系統技術非業餘研究 » gen_tcp:send的深度解刨和使用指南(初稿)
在大家的印象中, gen_tcp:send是個很樸素的函式, 一呼叫資料就喀嚓喀嚓到了對端. 這是個很大的誤解, Erlang的otp文件寫的很不清楚. 而且這個功能對於大部分的網路程式是至關重要的, 它的使用對否極大了影響了應用的效能. 我聽到很多同學在抱怨erlang的效能低或者出了很奇怪的問題, 很多是由於對系統的不瞭解, 誤用的. 我下面就來解刨下, 文章很長, 而且需要讀者熟悉erlang和底層的知識, 跟我來吧.
這篇文章是基於Erlang R13B04這個版本寫的.
以下是從gen_tcp文件中摘抄的:
gen_tcp:send(Socket, Packet) -> ok | {error, Reason}
* Socket = socket()
* Packet =[char()] | binary()
* Reason = posix()
* Sends a packet on a socket.There is no send call with timeout option, you use the send_timeout socket option if timeouts are desired.
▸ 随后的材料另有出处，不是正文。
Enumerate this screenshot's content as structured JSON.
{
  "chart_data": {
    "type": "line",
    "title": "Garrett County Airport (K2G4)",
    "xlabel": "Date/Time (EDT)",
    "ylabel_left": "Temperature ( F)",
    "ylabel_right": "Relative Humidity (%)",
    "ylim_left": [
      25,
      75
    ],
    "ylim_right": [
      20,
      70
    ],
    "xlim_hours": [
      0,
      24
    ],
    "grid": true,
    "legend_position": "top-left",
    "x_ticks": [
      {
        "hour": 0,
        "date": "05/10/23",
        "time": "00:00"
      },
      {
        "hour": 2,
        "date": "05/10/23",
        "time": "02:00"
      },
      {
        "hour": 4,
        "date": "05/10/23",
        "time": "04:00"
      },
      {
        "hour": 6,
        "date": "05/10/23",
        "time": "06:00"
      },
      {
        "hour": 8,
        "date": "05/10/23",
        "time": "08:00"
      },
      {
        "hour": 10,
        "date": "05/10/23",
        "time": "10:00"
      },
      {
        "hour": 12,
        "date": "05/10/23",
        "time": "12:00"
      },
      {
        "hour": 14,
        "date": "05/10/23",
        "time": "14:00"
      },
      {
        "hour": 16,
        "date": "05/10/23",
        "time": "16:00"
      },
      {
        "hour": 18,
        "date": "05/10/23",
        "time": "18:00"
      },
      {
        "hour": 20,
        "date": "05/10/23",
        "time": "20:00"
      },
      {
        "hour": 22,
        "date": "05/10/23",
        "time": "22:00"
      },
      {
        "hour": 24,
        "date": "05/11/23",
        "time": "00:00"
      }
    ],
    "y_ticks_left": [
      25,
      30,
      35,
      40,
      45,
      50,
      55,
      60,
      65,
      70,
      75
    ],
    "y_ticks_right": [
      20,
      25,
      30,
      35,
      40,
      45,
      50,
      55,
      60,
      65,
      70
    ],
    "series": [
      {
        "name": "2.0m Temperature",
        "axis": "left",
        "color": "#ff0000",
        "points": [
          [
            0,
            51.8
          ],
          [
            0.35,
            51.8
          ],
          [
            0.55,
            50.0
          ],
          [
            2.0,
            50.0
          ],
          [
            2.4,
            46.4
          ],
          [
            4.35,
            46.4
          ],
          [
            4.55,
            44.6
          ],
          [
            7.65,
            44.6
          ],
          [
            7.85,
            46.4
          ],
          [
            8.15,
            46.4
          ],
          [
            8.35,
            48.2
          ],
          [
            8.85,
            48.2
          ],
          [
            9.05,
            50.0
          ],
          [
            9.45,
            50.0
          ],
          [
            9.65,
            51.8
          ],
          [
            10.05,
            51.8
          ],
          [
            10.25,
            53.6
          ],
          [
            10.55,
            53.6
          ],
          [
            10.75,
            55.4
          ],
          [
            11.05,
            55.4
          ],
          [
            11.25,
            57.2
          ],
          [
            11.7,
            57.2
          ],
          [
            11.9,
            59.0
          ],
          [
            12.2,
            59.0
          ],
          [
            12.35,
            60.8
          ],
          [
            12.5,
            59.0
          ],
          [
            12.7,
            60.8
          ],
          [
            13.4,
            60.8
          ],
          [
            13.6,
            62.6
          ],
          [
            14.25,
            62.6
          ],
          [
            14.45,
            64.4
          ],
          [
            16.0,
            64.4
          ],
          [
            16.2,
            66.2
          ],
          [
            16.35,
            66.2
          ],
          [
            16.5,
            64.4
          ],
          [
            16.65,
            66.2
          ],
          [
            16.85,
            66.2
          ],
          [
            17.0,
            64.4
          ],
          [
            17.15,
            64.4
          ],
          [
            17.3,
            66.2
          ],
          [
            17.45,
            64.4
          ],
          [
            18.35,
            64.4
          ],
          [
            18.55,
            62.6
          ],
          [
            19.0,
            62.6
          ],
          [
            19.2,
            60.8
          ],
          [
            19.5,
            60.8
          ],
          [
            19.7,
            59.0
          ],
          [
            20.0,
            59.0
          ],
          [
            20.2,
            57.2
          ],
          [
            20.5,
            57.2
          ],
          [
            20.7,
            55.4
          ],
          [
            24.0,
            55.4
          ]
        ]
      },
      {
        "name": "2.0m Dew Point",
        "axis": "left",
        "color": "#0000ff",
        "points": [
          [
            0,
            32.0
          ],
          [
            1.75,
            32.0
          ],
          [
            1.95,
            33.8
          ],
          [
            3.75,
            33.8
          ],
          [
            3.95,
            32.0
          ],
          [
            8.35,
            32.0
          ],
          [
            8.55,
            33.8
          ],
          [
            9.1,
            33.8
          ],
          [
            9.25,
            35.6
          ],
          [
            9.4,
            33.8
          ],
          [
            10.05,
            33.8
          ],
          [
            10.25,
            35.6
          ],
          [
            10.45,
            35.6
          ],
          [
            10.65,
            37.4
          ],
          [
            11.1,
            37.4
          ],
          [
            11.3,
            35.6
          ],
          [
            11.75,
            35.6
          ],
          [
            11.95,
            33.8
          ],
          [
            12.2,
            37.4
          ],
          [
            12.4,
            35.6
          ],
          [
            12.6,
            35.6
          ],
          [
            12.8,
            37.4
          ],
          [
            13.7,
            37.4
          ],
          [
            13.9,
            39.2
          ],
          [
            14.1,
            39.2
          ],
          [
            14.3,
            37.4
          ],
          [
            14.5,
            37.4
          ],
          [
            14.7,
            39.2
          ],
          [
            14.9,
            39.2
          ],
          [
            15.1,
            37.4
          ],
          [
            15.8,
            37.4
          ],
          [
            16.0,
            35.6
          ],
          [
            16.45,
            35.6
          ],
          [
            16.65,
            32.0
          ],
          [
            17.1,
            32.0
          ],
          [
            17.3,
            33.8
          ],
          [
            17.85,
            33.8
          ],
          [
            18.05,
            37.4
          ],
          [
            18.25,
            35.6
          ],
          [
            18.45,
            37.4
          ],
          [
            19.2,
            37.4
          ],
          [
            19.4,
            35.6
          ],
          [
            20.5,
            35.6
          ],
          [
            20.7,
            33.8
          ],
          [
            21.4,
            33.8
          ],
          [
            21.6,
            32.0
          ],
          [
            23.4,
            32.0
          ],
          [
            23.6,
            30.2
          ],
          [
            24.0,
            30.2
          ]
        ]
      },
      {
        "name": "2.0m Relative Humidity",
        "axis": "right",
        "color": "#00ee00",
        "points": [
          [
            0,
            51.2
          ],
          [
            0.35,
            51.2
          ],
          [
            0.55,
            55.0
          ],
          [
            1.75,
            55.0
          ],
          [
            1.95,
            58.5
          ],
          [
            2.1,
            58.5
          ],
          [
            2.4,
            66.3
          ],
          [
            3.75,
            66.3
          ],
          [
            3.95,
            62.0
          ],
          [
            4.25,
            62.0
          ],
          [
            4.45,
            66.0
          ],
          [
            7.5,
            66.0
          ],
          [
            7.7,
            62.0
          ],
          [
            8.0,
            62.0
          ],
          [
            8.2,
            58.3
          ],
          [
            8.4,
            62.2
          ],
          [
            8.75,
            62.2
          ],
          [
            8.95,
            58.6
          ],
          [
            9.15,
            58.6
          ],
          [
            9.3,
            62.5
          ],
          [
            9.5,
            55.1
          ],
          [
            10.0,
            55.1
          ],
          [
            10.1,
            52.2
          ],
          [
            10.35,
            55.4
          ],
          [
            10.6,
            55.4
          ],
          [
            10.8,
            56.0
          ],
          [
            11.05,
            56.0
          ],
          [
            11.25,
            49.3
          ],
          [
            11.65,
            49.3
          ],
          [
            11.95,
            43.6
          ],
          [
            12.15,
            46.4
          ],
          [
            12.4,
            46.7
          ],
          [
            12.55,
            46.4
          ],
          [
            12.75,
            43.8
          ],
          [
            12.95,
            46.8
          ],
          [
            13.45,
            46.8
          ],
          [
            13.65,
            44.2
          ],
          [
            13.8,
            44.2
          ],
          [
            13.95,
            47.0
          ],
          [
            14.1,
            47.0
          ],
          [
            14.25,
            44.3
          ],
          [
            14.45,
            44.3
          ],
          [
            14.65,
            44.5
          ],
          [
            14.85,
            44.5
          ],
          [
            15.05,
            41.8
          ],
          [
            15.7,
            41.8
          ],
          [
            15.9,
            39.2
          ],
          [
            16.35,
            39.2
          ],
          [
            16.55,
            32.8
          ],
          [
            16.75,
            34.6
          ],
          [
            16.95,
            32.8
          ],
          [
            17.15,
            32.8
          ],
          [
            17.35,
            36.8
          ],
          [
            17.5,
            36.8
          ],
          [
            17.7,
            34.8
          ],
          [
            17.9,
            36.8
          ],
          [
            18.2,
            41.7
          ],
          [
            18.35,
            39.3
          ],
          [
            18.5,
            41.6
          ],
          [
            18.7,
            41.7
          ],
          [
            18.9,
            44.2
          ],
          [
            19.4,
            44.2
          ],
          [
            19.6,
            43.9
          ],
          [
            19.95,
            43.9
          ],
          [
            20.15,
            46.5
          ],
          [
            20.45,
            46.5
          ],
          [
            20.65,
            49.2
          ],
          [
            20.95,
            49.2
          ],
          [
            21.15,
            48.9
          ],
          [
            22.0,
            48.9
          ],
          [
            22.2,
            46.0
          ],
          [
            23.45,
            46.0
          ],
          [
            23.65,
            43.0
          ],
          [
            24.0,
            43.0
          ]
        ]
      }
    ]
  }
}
See the examples section.
典型的使用如下:
client(PortNo,Message) -> {ok,Sock} = gen_tcp:connect("localhost",PortNo,[{active,false}, {packet,2}]), gen_tcp:send(Sock,Message), A = gen_tcp:recv(Sock,0), gen_tcp:close(Sock), A.
很簡單是把? 乍一看確實很簡單, 但是這是迷惑人的開始.
我們上原始碼:
lib/kernel/src/gen_tcp.erl
124send(S, Packet) when is_port(S) -> %這裡可以看出 S是個port 125 case inet_db:lookup_socket(S) of 126 {ok, Mod} -> %Mod可能是inet_tcp.erl 或者 inet6_tcp.erl 127 Mod:send(S, Packet); 128 Error -> 129 Error 130 end.
lib/kernel/src/inet_tcp.erl
49send(Socket, Packet, Opts) -> prim_inet:send(Socket, Packet, Opts). %轉給prim_inet模組 50send(Socket, Packet) -> prim_inet:send(Socket, Packet, []).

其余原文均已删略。